Sekolah ini berjalan dengan baik sampai pecah Perang Pasifik. Dalam masa pendudukan Jepang sekolah ini terpaksa ditutup karena Ssuster-suster harus masuk kamp tahanan. Pada tahun 1948, Pimpinan Umum Tarekat, Muder Emmanuel, datang ke Indonesia dan beliau meninjau Sumatera bersama Muder Laurentia untuk merencanakan pembukaan kembali sekolah milik Tarekat di Sumatera Selatan.
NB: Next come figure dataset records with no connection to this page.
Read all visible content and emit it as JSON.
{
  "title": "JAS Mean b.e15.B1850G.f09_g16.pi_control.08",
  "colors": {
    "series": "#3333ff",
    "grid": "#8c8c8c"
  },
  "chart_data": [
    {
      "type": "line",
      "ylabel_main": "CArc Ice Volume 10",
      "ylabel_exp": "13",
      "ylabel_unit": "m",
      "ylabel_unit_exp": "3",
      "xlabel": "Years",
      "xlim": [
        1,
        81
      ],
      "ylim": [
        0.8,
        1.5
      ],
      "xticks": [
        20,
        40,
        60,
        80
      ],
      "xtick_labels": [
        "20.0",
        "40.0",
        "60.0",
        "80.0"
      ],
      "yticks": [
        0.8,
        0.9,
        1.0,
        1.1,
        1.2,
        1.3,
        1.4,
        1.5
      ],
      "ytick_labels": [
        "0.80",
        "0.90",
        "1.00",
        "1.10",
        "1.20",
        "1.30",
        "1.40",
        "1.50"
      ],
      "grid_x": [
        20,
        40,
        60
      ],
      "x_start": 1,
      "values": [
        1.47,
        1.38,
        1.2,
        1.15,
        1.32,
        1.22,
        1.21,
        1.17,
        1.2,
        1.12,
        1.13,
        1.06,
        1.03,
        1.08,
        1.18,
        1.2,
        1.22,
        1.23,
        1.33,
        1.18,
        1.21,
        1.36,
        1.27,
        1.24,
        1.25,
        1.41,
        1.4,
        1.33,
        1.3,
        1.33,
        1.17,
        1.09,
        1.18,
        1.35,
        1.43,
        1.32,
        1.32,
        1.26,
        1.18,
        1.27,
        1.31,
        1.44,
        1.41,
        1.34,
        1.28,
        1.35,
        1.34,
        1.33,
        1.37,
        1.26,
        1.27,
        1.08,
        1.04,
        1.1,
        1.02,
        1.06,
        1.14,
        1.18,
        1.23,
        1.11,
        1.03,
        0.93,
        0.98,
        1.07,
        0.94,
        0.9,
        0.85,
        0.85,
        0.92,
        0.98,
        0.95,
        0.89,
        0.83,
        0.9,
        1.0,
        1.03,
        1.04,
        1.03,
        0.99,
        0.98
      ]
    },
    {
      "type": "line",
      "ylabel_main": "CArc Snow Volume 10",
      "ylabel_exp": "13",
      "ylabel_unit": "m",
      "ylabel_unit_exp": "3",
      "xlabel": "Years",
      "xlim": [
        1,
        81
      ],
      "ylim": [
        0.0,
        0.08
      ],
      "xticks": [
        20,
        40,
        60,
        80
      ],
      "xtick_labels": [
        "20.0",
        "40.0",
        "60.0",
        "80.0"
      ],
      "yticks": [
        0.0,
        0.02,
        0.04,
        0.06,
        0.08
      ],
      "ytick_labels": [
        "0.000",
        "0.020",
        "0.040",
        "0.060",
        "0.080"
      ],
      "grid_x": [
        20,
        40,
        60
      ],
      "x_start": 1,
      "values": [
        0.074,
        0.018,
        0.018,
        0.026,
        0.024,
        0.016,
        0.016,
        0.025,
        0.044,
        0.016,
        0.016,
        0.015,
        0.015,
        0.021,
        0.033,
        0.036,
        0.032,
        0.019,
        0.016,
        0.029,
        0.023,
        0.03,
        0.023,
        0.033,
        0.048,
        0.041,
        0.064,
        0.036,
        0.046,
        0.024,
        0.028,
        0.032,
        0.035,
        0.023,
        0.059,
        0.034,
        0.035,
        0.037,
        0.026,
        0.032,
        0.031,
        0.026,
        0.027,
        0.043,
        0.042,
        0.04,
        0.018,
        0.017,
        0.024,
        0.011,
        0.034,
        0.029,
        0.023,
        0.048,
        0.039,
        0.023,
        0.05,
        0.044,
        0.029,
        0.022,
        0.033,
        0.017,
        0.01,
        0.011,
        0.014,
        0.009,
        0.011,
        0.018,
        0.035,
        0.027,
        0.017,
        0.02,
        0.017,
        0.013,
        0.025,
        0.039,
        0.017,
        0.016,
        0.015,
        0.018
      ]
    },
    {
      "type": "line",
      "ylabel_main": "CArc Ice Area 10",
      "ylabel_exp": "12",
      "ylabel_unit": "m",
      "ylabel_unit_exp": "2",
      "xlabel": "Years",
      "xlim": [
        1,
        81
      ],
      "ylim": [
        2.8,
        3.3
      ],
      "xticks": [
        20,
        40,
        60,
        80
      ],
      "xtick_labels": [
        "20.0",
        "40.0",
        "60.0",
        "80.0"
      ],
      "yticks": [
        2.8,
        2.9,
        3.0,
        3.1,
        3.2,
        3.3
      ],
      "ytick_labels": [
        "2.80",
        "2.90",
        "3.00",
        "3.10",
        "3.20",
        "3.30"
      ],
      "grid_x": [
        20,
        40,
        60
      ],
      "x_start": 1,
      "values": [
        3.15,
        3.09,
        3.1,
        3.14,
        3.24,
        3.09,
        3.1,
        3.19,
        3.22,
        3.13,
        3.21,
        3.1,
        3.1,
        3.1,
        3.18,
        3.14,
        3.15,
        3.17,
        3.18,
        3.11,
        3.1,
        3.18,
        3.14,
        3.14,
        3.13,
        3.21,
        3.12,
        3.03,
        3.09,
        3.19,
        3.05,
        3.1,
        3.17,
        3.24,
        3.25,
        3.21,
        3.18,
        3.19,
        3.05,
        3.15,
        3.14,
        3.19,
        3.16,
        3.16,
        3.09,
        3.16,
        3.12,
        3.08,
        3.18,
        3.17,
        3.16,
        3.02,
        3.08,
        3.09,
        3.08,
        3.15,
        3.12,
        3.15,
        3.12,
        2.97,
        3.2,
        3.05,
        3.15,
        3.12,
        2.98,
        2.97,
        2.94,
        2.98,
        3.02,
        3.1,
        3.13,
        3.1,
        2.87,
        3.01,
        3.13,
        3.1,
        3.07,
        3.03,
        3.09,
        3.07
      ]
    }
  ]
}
Dalam satu tahun kompleks Santo Yosef telah selesai dibangun kembali. Karya pendidikan yang semula berbentuk HGS dibuka kembali dan menjadi SD dan SMP.
Dari tahun ke tahun jumlah siswa semakin bertambah, sehingga ruang belajar dirasa kurang, Maka tahun tujuh puluhan dibangunlah empat ruang belajar. Pada tanggal tgl 26 Desember 1982 seiring dengan perubahan kebijakan pemerintah menyangkut penyelenggaraan pendidikan, dibentuklah Yayasan Carolus Borromeus yang mewadahi seluruh lembaga pendidikan yang bernaung dalam pelindung Santo Yosef. yaitu TK-SD-SMP dan SMA Santo Yosef dengan kepala Yayasannya Suster Surani CB. Pada tahun 2003 bersamaan dengan perubahan kebijakan tentang yayasan, maka yayasan Carolus Borromeus dimerger dengan yayasan Tarakanita yang nota bene keduanya dikelola oleh para suster Cinta Kasih Borromeus ( CB)
Hingga kini dalam usia yang ke 71 Th ( tahun 2009), banyak hal terlh berubah dengan cepat. Perubahan dalam dunia pendidikan memaksa sekolah Santo Yosef untuk berbenah diri, meski demikian tetap mengedepankan nilai-nilai pembentukan pribadi utuh dan berbela rasa dalam bingkai hidup relegi yang mendalam.